Vigo estrena acuario en la Ría
El visor submarino, a seis metros bajo el mar, y el observatorio en superficie de “Peiraos do Solpor” abrirán al público en cuestión de semanas como un nuevo atractivo. La entrada es gratuita, 15 personas por turno
“En los acuarios, la gente va a ver peces encerrados, aquí es justo al contrario, ellos son los que están en libertad”, explicaba el preidente de la Autoridad Portuaria de Vigo (APV), Carlos Botana, en la primera visita organizada con algunas personas al interior de la estructura Peiraos do Solpor, llamada a convertirse en un punto de visita obligada en Vigo. Tanto por el espectáculo que será el visor submarino, situado entre seis y nueve metros bajo el nivel del mar por donde pasan ciento de peces de todo tipo, como por la plataforma superior, que permite una espectacular mirada hacia la Ría de Vigo, con las Islas Cíes al fondo. Es probablemente el mejor lugar para el eclipse de agosto, justo frente a la escollera de Bouzas, donde ya está terminado a la espera de la inauguración. Faltan detalles en la instalación de servicios que llevará la apertura a mediados de julio o como mucho a finales del próximo mes.

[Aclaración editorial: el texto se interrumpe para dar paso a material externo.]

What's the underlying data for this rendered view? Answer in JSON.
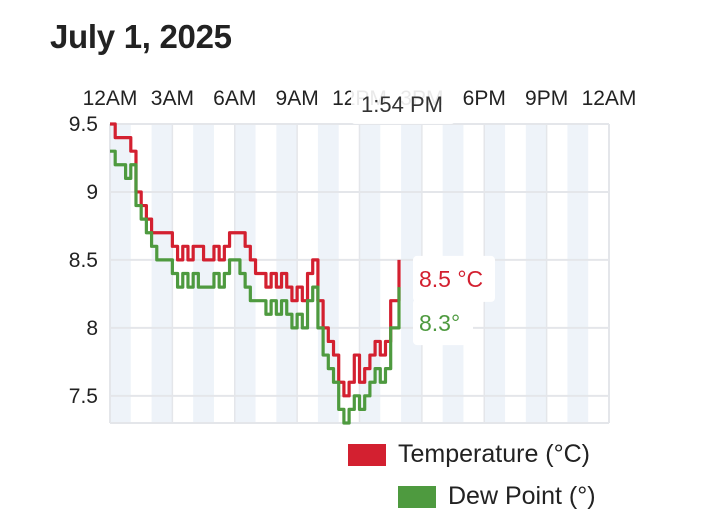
{
  "title": "July 1, 2025",
  "tooltip": {
    "time": "1:54 PM",
    "temperature_label": "8.5 °C",
    "dew_point_label": "8.3°"
  },
  "colors": {
    "temperature": "#d32030",
    "dew_point": "#4e9a3f",
    "grid": "#e4e6ea",
    "band": "#eef3f9"
  },
  "legend": [
    {
      "name": "Temperature (°C)",
      "color": "#d32030"
    },
    {
      "name": "Dew Point (°)",
      "color": "#4e9a3f"
    }
  ],
  "chart_data": {
    "type": "line",
    "title": "July 1, 2025",
    "x_unit": "hours since midnight",
    "x_tick_labels": [
      "12AM",
      "3AM",
      "6AM",
      "9AM",
      "12PM",
      "3PM",
      "6PM",
      "9PM",
      "12AM"
    ],
    "xlim": [
      0,
      24
    ],
    "y_ticks": [
      7.5,
      8,
      8.5,
      9,
      9.5
    ],
    "ylim": [
      7.3,
      9.5
    ],
    "grid": true,
    "legend_position": "bottom-right",
    "series": [
      {
        "name": "Temperature (°C)",
        "x": [
          0,
          0.25,
          0.5,
          0.75,
          1.0,
          1.25,
          1.5,
          1.75,
          2.0,
          2.25,
          2.5,
          2.75,
          3.0,
          3.25,
          3.5,
          3.75,
          4.0,
          4.25,
          4.5,
          4.75,
          5.0,
          5.25,
          5.5,
          5.75,
          6.0,
          6.25,
          6.5,
          6.75,
          7.0,
          7.25,
          7.5,
          7.75,
          8.0,
          8.25,
          8.5,
          8.75,
          9.0,
          9.25,
          9.5,
          9.75,
          10.0,
          10.25,
          10.5,
          10.75,
          11.0,
          11.25,
          11.5,
          11.75,
          12.0,
          12.25,
          12.5,
          12.75,
          13.0,
          13.25,
          13.5,
          13.9
        ],
        "values": [
          9.5,
          9.4,
          9.4,
          9.4,
          9.3,
          9.0,
          8.9,
          8.8,
          8.7,
          8.7,
          8.7,
          8.7,
          8.6,
          8.5,
          8.6,
          8.5,
          8.6,
          8.6,
          8.5,
          8.5,
          8.6,
          8.5,
          8.6,
          8.7,
          8.7,
          8.7,
          8.6,
          8.5,
          8.4,
          8.4,
          8.3,
          8.4,
          8.3,
          8.4,
          8.3,
          8.2,
          8.3,
          8.2,
          8.4,
          8.5,
          8.2,
          8.0,
          7.9,
          7.8,
          7.6,
          7.5,
          7.6,
          7.8,
          7.6,
          7.7,
          7.8,
          7.9,
          7.8,
          7.9,
          8.2,
          8.5
        ]
      },
      {
        "name": "Dew Point (°)",
        "x": [
          0,
          0.25,
          0.5,
          0.75,
          1.0,
          1.25,
          1.5,
          1.75,
          2.0,
          2.25,
          2.5,
          2.75,
          3.0,
          3.25,
          3.5,
          3.75,
          4.0,
          4.25,
          4.5,
          4.75,
          5.0,
          5.25,
          5.5,
          5.75,
          6.0,
          6.25,
          6.5,
          6.75,
          7.0,
          7.25,
          7.5,
          7.75,
          8.0,
          8.25,
          8.5,
          8.75,
          9.0,
          9.25,
          9.5,
          9.75,
          10.0,
          10.25,
          10.5,
          10.75,
          11.0,
          11.25,
          11.5,
          11.75,
          12.0,
          12.25,
          12.5,
          12.75,
          13.0,
          13.25,
          13.5,
          13.9
        ],
        "values": [
          9.3,
          9.2,
          9.2,
          9.1,
          9.2,
          8.9,
          8.8,
          8.7,
          8.6,
          8.5,
          8.5,
          8.5,
          8.4,
          8.3,
          8.4,
          8.3,
          8.4,
          8.3,
          8.3,
          8.3,
          8.4,
          8.3,
          8.4,
          8.5,
          8.5,
          8.4,
          8.3,
          8.2,
          8.2,
          8.2,
          8.1,
          8.2,
          8.1,
          8.2,
          8.1,
          8.0,
          8.1,
          8.0,
          8.2,
          8.3,
          8.0,
          7.8,
          7.7,
          7.6,
          7.4,
          7.3,
          7.4,
          7.5,
          7.4,
          7.5,
          7.6,
          7.7,
          7.6,
          7.7,
          8.0,
          8.3
        ]
      }
    ]
  }
}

Peiraos do Solpor lleva algo más de ocho años en marcha, desde que la idea la planteó Carlos Botana cuando era funcionario de la Autoridad Portuaria y responsable del área de medio ambiente. Cuando llegó López Veiga a la presidencia, fue lo primero que le propuso, logrando visto bueno. A partir de ahí, presentar el proyecto, lograr fondos y finalmente, con Almuiña y ahora él mismo, poner en marcha el plan, que difiere notablemente en su ejecución de lo contemplado inicialmente, también el coste. La idea primera eran una especie de estructuras en madera que ocupaban una parte importante del mar frente a la escollera, pero fue desechada al entender que tendría dificultades en el mantenimiento. Así que se optó por la solución construida, que ha supuesto unos seis millones de euros, con fondos de la Autoridad Portuaria y financiación comunitaria.

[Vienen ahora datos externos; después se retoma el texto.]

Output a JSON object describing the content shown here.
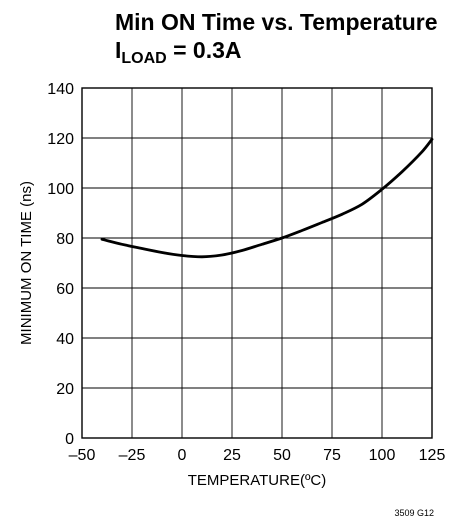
{
  "chart_data": {
    "type": "line",
    "title_main": "Min ON Time vs. Temperature",
    "title_sub_prefix": "I",
    "title_sub_subscript": "LOAD",
    "title_sub_suffix": " = 0.3A",
    "xlabel": "TEMPERATURE(ºC)",
    "ylabel": "MINIMUM ON TIME (ns)",
    "xlim": [
      -50,
      125
    ],
    "ylim": [
      0,
      140
    ],
    "x_ticks": [
      -50,
      -25,
      0,
      25,
      50,
      75,
      100,
      125
    ],
    "x_tick_labels": [
      "–50",
      "–25",
      "0",
      "25",
      "50",
      "75",
      "100",
      "125"
    ],
    "y_ticks": [
      0,
      20,
      40,
      60,
      80,
      100,
      120,
      140
    ],
    "y_tick_labels": [
      "0",
      "20",
      "40",
      "60",
      "80",
      "100",
      "120",
      "140"
    ],
    "grid": true,
    "series": [
      {
        "x": [
          -40,
          -30,
          -20,
          -10,
          0,
          10,
          20,
          30,
          40,
          50,
          60,
          70,
          80,
          90,
          100,
          110,
          120,
          125
        ],
        "y": [
          79.5,
          77.5,
          75.8,
          74.2,
          73.0,
          72.5,
          73.2,
          75.0,
          77.5,
          80.0,
          83.0,
          86.2,
          89.5,
          93.5,
          99.5,
          106.5,
          114.5,
          119.5
        ]
      }
    ],
    "footnote": "3509 G12"
  }
}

Los primeros visitantes de Peiraos do Solpor tendrán probablemente que esperar turno, ante el previsible aluvión los primeros días. En el interior del edificio submarino solo podrán estar unas quince personas por turno durante diez a quince minutos máximo, también en función de la gente que espere. Dentro, tras bajar una escalera de caracol amplia, luz tenue y silencio, con una voz de fondo que dice ser Julio Verne, quien cuenta la historia de la Ría y la realidad de su diversidad. Que es mayor de la esperada: por los amplios ventanales pasan centenares de peces de todos los tipos, todos señalizados en paneles, entre ellos lubinas y sargos. Botana señala que no se le echa alimento para que acudan, sino que han sido instaladas cuerdas para la cría de mejillones que sirven para atraer la fauna piscícola. Parece un acuario, pero en realidad es justo al revés. En paralelo, la APV adjudicó las infraestructuras para la dotación de servicios en el entorno de “Peiraos” por casi 550.000 euros.
"Es un puerto verde"
Carlos Botana destaca que se trata de un esfuerzo que ha valido la pena para que en Vigo tenga cada vez mayor peso su posición como puerto verde, objetivo que se expande en otros órdenes, como que la mayoría de buques apaguen motores y que en Bouzas lleguen portacoches alimentados con gas. Espera que se convierta en un lugar de visita, e incluso hay planes de la APV para llevar cruceristas. Por dentro y también por fuera, porque la visión de la Ría desde lo alto es espectacular y aun más cuando el sol se pone, de ahí su nombre “Peiraos do Solpor”, muelles del crepúsculo, realmente sonoro y afortunado. Acompaña la instalación una serie de bloques colocados en la escollera, fabricados para crear un ecosistema donde los peces y también las algas puedan buscar refugio e ir creando un ambiente natural. “Esta es una apuesta ganadora por Vigo como puerto verde”, señaló Botana.